Tuesday, April 15, 2014

GUN CONTROL AT WORK IN CHICAGO

In the Windy City, which has some of the strictest gun controls in the nation, 36 were shot in 36 hours

Gun control obviously works well in Chicago. The crooks and gangbangers control the guns. But with only four dead in 36 shootings, they desperately need some serious firearms training.

4 DEAD, 36 SHOT IN CHICAGO IN 36 HOURS
Officers responded to at least 27 incidents, starting at 3:30 p.m. Friday

By Stephanie K. Baer and Peter Nickeas

Chicago Tribune
April 14, 2014

CHICAGO — At least 36 people were shot in Chicago, four of them fatally, in as many hours over the weekend, with more than half of the shootings occurring over a half-day period stretching into early Sunday.

Officers responded to at least 27 incidents, starting at 3:30 p.m. Friday in the West Woodlawn neighborhood on the South Side involving an attack that left a 17-year-old girl dead and two other people wounded, police said. There were also fatal shootings in the South Shore neighborhood Friday night and the Washington Park neighborhood early Sunday, both on the South Side.

Late Sunday, police announced charges in one of the killings.

Chicago Police Department spokesman Adam Collins declined to comment on whether the weekend's temperatures — Saturday reached 80 degrees, the city's warmest day so far this year — contributed to the number of shootings, though criminologists have said that weather does play a role in violent crime.

"While the city continues to see reductions in crime and violence, there's obviously much more to be done, and we continue to be challenged by lax state and federal gun laws," Collins said, reiterating a position that police Superintendent Garry McCarthy has expressed when discussing the department's crime-fighting efforts.

"No one will rest until everyone in Chicago enjoys the same sense of safety," he said.

Shontell Brown, mother of the 17-year-old girl killed Friday, called the situation on the city's streets "an ongoing war," saying that her daughter Gakirah Barnes was not the first teen from the South Chicago neighborhood to die violently.

"This is something that has become all too normal to everybody, and it needs to stop," Brown said in a phone interview. "We need to come together as a community and just unite to get our children and our streets back."

Barnes, of the 8000 block of South South Shore Drive, was pronounced dead at 5:43 p.m. at Northwestern Memorial Hospital, the Cook County medical examiner's office said. An autopsy done Saturday determined that she died of multiple gunshot wounds and her death was ruled a homicide, the office said.

Barnes was a distant cousin of 13-year-old Tyquan Tyler, who was shot to death in June 2012, but the two were close enough that Barnes referred to Tyquan as her brother.

Tyquan's "mother is related to me through marriage so we've kind of raised our kids together once her family married my family," Brown said.

Barnes has four siblings, two older brothers and a younger brother and sister, her mother said.

About two hours before she was fatally shot on a porch in the 6400 block of South Eberhart Avenue, Barnes was leaving home to meet up with friends at a barbecue, her mother said.

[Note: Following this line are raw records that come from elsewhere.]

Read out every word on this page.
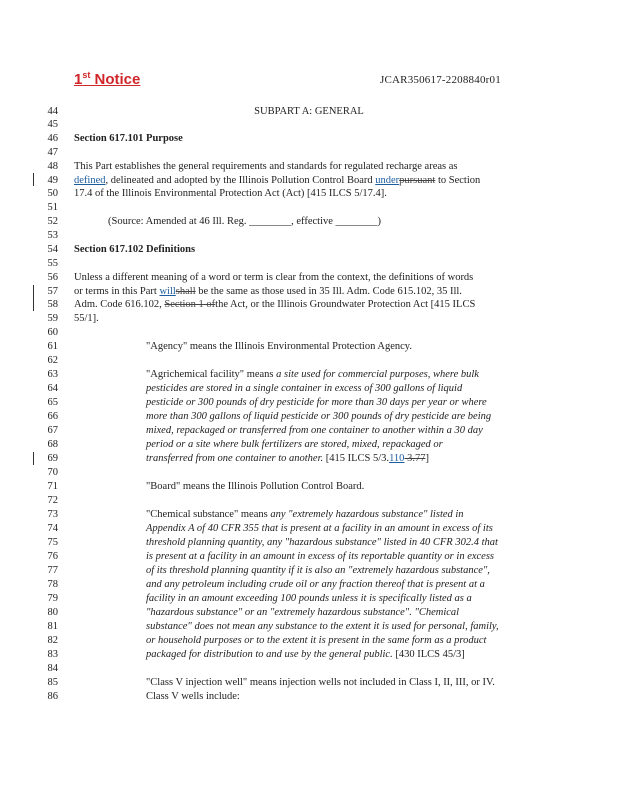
1st Notice	JCAR350617-2208840r01
44
45
46
47
48
49
50
51
52
53
54
55
56
57
58
59
60
61
62
63
64
65
66
67
68
69
70
71
72
73
74
75
76
77
78
79
80
81
82
83
84
85
86
SUBPART A: GENERAL
Section 617.101 Purpose
This Part establishes the general requirements and standards for regulated recharge areas as
defined, delineated and adopted by the Illinois Pollution Control Board underpursuant to Section
17.4 of the Illinois Environmental Protection Act (Act) [415 ILCS 5/17.4].
(Source: Amended at 46 Ill. Reg. ________, effective ________)
Section 617.102 Definitions
Unless a different meaning of a word or term is clear from the context, the definitions of words
or terms in this Part willshall be the same as those used in 35 Ill. Adm. Code 615.102, 35 Ill.
Adm. Code 616.102, Section 1 ofthe Act, or the Illinois Groundwater Protection Act [415 ILCS
55/1].
"Agency" means the Illinois Environmental Protection Agency.
"Agrichemical facility" means a site used for commercial purposes, where bulk
pesticides are stored in a single container in excess of 300 gallons of liquid
pesticide or 300 pounds of dry pesticide for more than 30 days per year or where
more than 300 gallons of liquid pesticide or 300 pounds of dry pesticide are being
mixed, repackaged or transferred from one container to another within a 30 day
period or a site where bulk fertilizers are stored, mixed, repackaged or
transferred from one container to another. [415 ILCS 5/3.110 3.77]
"Board" means the Illinois Pollution Control Board.
"Chemical substance" means any "extremely hazardous substance" listed in
Appendix A of 40 CFR 355 that is present at a facility in an amount in excess of its
threshold planning quantity, any "hazardous substance" listed in 40 CFR 302.4 that
is present at a facility in an amount in excess of its reportable quantity or in excess
of its threshold planning quantity if it is also an "extremely hazardous substance",
and any petroleum including crude oil or any fraction thereof that is present at a
facility in an amount exceeding 100 pounds unless it is specifically listed as a
"hazardous substance" or an "extremely hazardous substance". "Chemical
substance" does not mean any substance to the extent it is used for personal, family,
or household purposes or to the extent it is present in the same form as a product
packaged for distribution to and use by the general public. [430 ILCS 45/3]
"Class V injection well" means injection wells not included in Class I, II, III, or IV.
Class V wells include:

"I told her that I loved her and to be careful — which is something that I told her every day when she went out on the Chicago streets," Brown said.

Nearly 34 hours later, a 20-year-old man was fatally shot outside a home in the 3000 block of West 53rd Place in the Gage Park neighborhood on the Southwest Side. He was identified by the Cook County medical examiner's office as Joshua Martinez, of the 4900 block of South Karlov Avenue.

Shards of glass from the home's front door littered the steps early Sunday morning. Martinez's body lay facedown on a sidewalk in front, covered by a white sheet, his feet resting on the bottom steps of the bungalow, a home that is common to Gage Park.

Police said Sunday night that a 17-year boy has been charged with first-degree murder in the killing around 1 a.m. that day, noting it stemmed from an argument during which the suspect retrieved a handgun from his residence and shot Martinez several times.

An hour and a half later, two people were shot in the 6000 block of South Indiana Avenue in Washington Park, police said. A 32-year-old man was hit in the chest and died at Stroger Hospital. A 27-year-old woman was shot in the leg and also was taken to Stroger.

The medical examiner's office identified the man as Corey Brownlee, of the same block where he was shot. He was pronounced dead at 3:26 a.m.

Friday's second fatal shooting occurred on the porch of a frame home in the 6800 block of South Crandon Avenue.

Shannon Mack, 34, of the same block, was pronounced dead at 10:45 p.m. An autopsy determined that he died of multiple gunshot wounds, and his death was ruled a homicide.